Research output: Contribution in Book/Report/ProceedingsChapter

Published
Publication date3/06/2018
Host publicationNetworked Learning: Reflections and Challenges
EditorsNina Bonderup Dohn, Susan Cranmer, Julie-Ann Sime, Maarten de Laat, Thomas Ryberg
PublisherSpringer
ISBN (Electronic)9783319748573
ISBN (Print)9783319748566
Original languageEnglish

Publication series

NameResearch in Networked Learning
PublisherSpringer

Abstract

The aim of this chapter is to critically examine some discursive effects of the ‘paradigm shift’ rhetoric that is commonly used in the advocacy of online higher education (e.g., Harasim, 2000; Nachmias, 2002). The chapter will unpack how that particular rhetoric—which permeates generalist discourse about online higher education—impacts upon actual distance education practices in specific higher education settings, such as ‘open universities’, where distance education is the core institutional function and where the historical development of practice has been separate from that of ‘mainstream’ higher education.
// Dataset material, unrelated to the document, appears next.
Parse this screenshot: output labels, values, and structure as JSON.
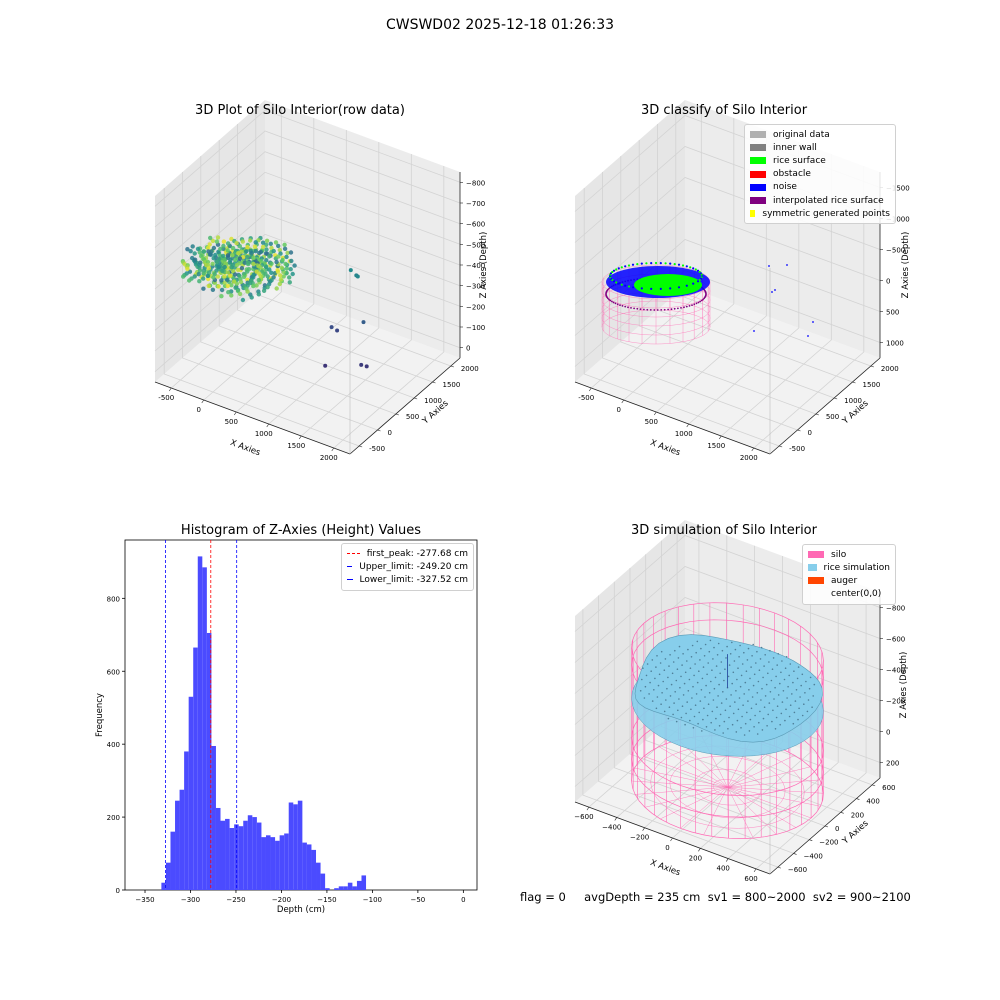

The chapter focuses on the transition from the earlier form of distance education, which was largely associated with and led by dedicated distance universities, to the current form of online higher education, which operates and is discussed more and more frequently in mainstream higher education contexts (such as traditional campus-based universities). The particular ‘paradigm shift’ rhetoric that emerged during that transition will be discussed, and its discursive effects on distance education practices in open universities will be analysed. The main argument is that the rhetoric, as a widespread academic discourse, has generated and continues to perpetuate a ‘gap’ between learning theories and instructional practices in the open university settings—where current distance education practices have arisen from a unique course of historical development, but which are now subjected to ‘paradigm shift’ rhetoric being imposed from outside. The implications for Networked Learning (NL) research and practice will be discussed, and several suggestions will be made whereby the NL community might develop a more balanced and critical discourse about online higher education.